Litecoin explained

Litecoin is a decentralised cryptocurrency created in 2011 by ex-Google employee Charlie Lee. At this point, you could certainly be forgiven for thinking “oh, another decentralised cryptocurrency, whoop-dee-doo”, but it’s definitely worth paying attention to this one!

Why, you ask? Simply because Litecoin, like many other cryptocurrencies, is unique. With over a half-decade on the market, some people would suggest it has the pedigree to serve as a direct alternative to Bitcoin – and perhaps, in time, as a superior option.

What is Litecoin? What’s different about it?

As one of the first cryptocurrencies created in the wake of Bitcoin’s 2009 launch, Litecoin was created as a response to several of the preceding currency’s perceived issues.

In fact, it originally served as a modification of the core Bitcoin protocol.

So, what problems did it solve?

Well, if Bitcoin takes ten minutes to generate a block, Litecoin can do it in two and a half minutes. This allows for much quicker transaction confirmation.

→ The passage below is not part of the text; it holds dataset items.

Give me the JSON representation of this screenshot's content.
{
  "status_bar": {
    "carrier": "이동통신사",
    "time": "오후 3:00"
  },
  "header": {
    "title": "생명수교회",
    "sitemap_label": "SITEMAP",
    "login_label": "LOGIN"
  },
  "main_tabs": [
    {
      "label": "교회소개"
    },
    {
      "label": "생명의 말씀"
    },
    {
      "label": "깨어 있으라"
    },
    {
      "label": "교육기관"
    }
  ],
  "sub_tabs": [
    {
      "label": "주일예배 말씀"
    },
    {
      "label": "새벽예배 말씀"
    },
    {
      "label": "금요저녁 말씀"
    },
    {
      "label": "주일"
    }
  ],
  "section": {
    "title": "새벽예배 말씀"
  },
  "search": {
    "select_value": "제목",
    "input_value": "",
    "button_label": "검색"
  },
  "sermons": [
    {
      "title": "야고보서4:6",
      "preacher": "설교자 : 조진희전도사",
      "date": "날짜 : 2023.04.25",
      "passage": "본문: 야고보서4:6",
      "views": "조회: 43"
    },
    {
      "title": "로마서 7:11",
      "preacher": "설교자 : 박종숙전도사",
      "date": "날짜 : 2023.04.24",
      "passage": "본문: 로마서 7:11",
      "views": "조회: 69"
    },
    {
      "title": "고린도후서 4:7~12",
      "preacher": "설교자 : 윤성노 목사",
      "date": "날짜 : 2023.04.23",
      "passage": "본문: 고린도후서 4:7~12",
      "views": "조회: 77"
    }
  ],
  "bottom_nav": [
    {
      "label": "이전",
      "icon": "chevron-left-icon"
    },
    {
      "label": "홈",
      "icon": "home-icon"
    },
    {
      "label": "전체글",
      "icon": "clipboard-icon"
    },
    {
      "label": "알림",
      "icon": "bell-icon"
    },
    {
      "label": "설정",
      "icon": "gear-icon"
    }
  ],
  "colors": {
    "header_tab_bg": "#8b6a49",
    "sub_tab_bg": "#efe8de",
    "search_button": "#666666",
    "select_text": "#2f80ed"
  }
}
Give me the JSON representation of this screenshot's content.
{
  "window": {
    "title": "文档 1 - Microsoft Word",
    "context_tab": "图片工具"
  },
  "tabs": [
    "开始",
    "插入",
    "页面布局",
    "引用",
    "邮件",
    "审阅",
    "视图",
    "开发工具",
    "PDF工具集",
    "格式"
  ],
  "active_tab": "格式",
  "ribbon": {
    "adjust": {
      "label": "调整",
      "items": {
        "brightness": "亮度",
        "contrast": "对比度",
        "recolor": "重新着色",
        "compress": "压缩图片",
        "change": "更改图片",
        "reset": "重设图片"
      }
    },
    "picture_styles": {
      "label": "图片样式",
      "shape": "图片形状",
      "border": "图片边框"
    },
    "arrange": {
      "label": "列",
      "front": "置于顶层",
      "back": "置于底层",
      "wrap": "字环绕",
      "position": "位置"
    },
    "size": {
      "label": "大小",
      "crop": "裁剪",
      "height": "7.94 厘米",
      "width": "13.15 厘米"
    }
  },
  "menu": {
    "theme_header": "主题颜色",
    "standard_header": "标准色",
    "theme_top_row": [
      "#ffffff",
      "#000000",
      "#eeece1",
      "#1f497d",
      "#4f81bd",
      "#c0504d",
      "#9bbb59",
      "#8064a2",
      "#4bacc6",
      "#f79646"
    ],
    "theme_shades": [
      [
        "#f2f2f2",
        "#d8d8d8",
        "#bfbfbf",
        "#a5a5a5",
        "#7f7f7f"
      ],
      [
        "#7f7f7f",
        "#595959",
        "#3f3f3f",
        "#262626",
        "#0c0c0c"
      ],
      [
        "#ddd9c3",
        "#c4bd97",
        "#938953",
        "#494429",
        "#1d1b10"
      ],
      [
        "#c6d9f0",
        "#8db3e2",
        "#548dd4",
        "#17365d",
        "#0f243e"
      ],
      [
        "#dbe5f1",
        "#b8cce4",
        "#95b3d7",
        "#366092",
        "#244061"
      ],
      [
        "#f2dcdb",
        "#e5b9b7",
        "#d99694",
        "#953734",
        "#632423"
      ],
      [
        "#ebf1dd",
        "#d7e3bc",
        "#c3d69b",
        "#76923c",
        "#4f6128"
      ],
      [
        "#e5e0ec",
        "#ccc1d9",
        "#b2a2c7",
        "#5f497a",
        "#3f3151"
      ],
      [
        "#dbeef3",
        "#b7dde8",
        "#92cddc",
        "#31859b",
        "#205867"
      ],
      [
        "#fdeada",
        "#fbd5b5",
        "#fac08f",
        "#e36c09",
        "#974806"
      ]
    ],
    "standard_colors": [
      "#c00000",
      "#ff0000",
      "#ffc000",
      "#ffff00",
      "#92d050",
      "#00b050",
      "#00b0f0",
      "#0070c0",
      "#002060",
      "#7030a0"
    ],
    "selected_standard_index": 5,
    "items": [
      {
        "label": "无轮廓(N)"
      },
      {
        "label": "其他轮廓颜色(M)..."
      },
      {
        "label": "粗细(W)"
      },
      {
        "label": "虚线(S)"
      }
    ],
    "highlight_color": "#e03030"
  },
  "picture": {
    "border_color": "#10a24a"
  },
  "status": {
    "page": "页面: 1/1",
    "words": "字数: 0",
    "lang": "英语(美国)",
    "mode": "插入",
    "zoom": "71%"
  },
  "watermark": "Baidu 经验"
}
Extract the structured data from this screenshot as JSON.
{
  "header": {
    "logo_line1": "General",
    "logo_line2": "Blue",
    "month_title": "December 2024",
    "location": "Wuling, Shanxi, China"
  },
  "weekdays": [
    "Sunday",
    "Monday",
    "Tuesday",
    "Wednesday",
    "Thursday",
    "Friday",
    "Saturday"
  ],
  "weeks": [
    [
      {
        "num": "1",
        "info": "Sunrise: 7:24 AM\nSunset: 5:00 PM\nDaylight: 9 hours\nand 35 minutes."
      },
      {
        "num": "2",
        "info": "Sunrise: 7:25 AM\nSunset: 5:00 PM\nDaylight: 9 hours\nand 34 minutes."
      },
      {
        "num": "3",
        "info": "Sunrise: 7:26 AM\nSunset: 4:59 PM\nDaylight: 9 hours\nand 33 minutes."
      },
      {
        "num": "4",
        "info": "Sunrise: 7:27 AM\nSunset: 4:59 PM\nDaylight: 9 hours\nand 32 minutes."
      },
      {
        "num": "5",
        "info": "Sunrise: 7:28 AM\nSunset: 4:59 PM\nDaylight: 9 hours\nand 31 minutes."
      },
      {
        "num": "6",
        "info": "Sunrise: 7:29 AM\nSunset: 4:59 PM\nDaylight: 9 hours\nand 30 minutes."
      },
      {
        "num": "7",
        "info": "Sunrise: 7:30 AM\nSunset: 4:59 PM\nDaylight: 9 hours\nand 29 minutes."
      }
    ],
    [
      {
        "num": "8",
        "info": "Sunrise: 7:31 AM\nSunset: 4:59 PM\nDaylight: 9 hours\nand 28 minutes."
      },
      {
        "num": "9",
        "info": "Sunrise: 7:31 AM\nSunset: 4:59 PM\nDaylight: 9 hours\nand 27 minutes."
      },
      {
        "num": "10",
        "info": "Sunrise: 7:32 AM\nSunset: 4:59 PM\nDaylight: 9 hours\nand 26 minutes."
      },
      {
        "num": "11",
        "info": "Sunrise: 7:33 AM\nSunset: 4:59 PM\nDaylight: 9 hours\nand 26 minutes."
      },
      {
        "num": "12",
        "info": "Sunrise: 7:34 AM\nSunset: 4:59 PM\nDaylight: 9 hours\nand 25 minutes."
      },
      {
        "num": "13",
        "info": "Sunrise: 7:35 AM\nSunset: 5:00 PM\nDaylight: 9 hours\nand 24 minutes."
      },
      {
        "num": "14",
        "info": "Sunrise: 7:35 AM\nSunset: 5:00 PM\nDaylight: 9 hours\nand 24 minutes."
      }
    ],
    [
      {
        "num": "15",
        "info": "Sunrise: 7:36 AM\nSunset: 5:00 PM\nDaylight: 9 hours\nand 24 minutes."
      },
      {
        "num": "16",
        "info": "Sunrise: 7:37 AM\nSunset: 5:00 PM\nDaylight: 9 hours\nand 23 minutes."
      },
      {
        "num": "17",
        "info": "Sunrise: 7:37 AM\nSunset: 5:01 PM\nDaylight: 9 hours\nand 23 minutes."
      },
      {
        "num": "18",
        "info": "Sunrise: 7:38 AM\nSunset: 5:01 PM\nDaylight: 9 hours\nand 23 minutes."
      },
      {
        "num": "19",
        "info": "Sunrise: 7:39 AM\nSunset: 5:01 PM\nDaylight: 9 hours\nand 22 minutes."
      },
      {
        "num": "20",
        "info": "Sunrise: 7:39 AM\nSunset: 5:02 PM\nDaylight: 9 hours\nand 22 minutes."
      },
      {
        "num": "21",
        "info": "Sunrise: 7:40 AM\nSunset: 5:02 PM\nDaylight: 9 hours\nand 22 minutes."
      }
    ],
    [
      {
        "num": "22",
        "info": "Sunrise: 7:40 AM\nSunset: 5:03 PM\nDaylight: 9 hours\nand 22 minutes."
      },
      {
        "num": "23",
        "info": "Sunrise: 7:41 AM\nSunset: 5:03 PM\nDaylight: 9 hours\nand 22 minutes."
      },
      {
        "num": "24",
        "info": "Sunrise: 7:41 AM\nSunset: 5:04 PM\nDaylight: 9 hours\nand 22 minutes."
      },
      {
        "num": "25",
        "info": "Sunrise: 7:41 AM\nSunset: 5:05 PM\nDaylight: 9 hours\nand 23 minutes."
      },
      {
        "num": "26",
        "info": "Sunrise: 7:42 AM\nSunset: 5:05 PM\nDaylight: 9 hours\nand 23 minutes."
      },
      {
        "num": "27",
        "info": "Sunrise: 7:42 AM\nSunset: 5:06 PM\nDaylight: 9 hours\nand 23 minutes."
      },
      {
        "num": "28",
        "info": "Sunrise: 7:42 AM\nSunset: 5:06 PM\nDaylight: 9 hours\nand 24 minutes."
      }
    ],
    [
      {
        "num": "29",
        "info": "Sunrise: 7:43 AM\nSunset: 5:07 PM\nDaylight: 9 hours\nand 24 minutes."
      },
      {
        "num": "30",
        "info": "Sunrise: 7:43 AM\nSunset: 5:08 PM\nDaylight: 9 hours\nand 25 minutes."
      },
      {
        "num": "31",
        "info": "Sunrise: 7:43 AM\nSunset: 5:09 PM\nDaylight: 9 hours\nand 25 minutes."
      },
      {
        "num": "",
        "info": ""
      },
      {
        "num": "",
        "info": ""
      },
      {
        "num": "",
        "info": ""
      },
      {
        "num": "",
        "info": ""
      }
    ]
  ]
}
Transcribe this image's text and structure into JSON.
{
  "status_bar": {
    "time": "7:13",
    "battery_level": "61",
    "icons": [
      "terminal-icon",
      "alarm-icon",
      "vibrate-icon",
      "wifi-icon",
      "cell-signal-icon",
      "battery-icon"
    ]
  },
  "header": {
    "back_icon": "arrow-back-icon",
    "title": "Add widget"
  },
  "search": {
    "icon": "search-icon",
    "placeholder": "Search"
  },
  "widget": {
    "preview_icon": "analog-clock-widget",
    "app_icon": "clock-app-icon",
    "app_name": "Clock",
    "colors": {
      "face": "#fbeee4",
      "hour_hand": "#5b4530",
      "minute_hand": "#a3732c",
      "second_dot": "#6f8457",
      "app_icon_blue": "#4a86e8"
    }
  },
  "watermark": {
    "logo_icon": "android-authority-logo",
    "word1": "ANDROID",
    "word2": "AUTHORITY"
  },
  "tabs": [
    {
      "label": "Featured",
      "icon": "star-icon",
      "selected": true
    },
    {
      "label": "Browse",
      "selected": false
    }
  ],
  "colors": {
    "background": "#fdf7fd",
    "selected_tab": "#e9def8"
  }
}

Furthermore, where Bitcoin rewards for mining are halved every 210,000 blocks, Litecoin rewards are only halved after every 840,000 blocks.

Finally, total supply is much, much higher. Where the maximum number of Bitcoins sits at 21 million, the maximum number of Litecoins is 84 million – that’s four times as much (although not unlimited like Ether).

The result? A cryptocurrency that can generate more blocks in less time – and handle a higher volume of transactions – than the Bitcoin network.


Like Bitcoin, Litecoin has adopted a ‘soft fork’ known as “Segregated Witness” or “SegWit”.

A soft fork? What’s that?

A ‘soft fork’ is a change to the software protocol which facilitates backwards compatibility, allowing old applications to follow new rules. It creates a temporary split in the blockchain that occurs only when new rules are implemented.

SegWit serves as a means of removing signature data from transactions. This removal of data frees up space and allows a greater number of transactions to be added to the chain. In short, SegWit allows for more transactions to take place, in a faster and more efficient manner.

This might sound confusing at the moment, but don’t worry! There’ll be more on SegWit and ‘soft forks’ in a later lesson.

Litecoin today – and tomorrow

Litecoin was created with the aim of being a better version of Bitcoin. Whether it’s achieved this goal from a technological perspective is up for debate.

Commercially speaking, while it’s among the top five cryptocurrencies in terms of market share, it’s not quite there yet - but it is growing steadily. Cryptocurrency has had an unpredictable history and Litecoin may have an unpredictable future.